L’important dispositif policier, déployé sur les lieux du crime, a rappelé des souvenirs douloureux aux habitants du quartier des Bougimonts. Ce jeudi 25 mars, l’avenue Aristide Briand a été entièrement bouclée, pendant une bonne partie de la soirée, pour permettre la reconstitution du meurtre de Moustapha, ce père de famille de 44 ans, dont le corps avait été retrouvé le 23 décembre 2019 dans le Parc du Sautour. En présence des trois suspects mis en examen dans cette affaire, dont le tueur présumé, les enquêteurs ont retracé minute par minute, geste par geste, la chronologie du crime.

« Cette reconstitution a été ordonnée par la juge d’instruction », fait savoir une source policière. Jusque-là, les services de police s’étaient montrés plutôt discrets sur la tenue de l’évènement. Seuls les voisins proches de la scène de crime avaient été prévenus par une affiche. « On ne sait pas comment peut réagir la population locale, même s’il ne devrait pas y avoir de problème à priori », ­poursuit cette même source.

Jeudi, vers 18 h, la nouvelle semblait s’être tout de même bien répandue, en voyant la cinquantaine de personnes installée de l’autre côté de la rue, ou observant la scène depuis les fenêtres. Et pour cause, ici, personne n’a oublié.

Dans la soirée du dimanche 22 décembre 2019, la police avait été prévenue, par l’épouse de la victime, de la disparition inquiétante de son mari ainsi que des traces de sang retrouvées devant leur domicile. Interpellé dès le lendemain, l’un des voisins, à l’époque âgé de 23 ans, avait avoué avoir poignardé Moustapha. Son corps avait été retrouvé tardivement le lundi soir, après une battue ­citoyenne.

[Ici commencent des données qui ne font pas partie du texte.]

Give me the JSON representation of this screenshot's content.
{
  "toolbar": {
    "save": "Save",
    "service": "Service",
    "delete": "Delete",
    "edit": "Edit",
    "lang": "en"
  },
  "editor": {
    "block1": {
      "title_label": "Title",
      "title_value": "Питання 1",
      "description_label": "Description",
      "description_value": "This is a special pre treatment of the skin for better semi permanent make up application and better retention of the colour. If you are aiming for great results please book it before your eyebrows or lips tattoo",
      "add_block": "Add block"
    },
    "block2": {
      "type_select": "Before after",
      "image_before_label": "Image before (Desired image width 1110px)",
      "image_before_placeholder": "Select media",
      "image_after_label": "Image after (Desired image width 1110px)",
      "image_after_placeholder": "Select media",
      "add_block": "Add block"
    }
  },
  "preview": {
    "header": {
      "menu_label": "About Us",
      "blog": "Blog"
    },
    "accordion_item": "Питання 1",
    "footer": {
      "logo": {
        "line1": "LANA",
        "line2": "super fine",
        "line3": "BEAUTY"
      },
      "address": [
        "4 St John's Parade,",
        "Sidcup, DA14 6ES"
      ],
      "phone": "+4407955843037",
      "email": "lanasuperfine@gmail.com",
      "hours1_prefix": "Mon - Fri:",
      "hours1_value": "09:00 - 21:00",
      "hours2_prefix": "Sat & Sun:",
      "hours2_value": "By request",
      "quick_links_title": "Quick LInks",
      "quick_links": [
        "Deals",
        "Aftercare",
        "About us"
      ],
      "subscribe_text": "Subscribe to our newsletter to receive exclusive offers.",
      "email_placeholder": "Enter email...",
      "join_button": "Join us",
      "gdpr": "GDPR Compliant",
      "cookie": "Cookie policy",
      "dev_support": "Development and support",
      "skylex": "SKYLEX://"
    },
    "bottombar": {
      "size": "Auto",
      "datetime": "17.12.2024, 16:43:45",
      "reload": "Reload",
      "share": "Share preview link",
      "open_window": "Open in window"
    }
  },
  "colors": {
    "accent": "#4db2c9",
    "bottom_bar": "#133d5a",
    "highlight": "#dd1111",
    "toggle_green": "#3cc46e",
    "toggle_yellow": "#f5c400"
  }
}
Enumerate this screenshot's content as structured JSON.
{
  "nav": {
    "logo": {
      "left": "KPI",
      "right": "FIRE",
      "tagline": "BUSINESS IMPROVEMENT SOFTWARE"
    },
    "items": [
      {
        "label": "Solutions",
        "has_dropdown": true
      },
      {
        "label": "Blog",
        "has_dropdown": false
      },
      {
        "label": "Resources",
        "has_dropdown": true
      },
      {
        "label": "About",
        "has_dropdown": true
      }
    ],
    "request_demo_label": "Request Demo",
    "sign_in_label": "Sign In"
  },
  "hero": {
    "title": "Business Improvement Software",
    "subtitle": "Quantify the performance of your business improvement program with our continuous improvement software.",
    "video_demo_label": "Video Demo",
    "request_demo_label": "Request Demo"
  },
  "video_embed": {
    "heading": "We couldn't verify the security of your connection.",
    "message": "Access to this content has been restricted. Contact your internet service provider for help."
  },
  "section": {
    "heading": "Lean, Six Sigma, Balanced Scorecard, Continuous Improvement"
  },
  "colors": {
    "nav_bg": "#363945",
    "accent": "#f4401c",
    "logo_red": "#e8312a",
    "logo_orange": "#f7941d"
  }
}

Ce jeudi 25 mars, l’avenue Aristide-Briand a été entièrement bouclée pendant une bonne partie de la soirée.

« Ils vont reprendre tout ce qui s’est passé ici et ils devraient aller au Sautour après », confie l’un des amis de la famille de la victime, à quelques mètres du portail où Moustapha a perdu la vie. Immobile, le regard fixe, depuis plus d’un an le souvenir de la découverte du corps de son ami ne le quitte pas. « On a cherché partout, de 8 h à 23 h, pour le retrouver: des gens nous avaient dit qu’ils avaient vu sa voiture [du suspect] dans ce coin-là donc on a suivi sa trace », raconte-t-il très ému.

Les témoignages recueillis par la police avaient permis d’établir qu’un conflit opposait les deux hommes. Le père de famille reprochait à son voisin de harceler sa fille, une adolescente. Lors de la reconstitution et sous les indications de la juge d’instruction, le meurtrier présumé reproduit ses gestes. Dans le rôle de sa victime, un homme lui fait barrage à l’entrée de son allée et montre les poings en position de défense. Derrière la bâche de confidentialité de la police, on distingue le suspect mimer des coups de poings avant de brandir un ­couteau sous la carotide de sa ­victime.

Une scène à laquelle n’ont pas assisté les riverains, sommés à 19 h de regagner leur domicile, sous peine d’être sanctionnés d’une amende pour non-respect du couvre-feu. « On ne bouge pas, pas aujourd’hui ! », répond-t-on de l’autre côté du trottoir. Quelques minutes plus tard, la rue était ­entièrement vidée dans le calme.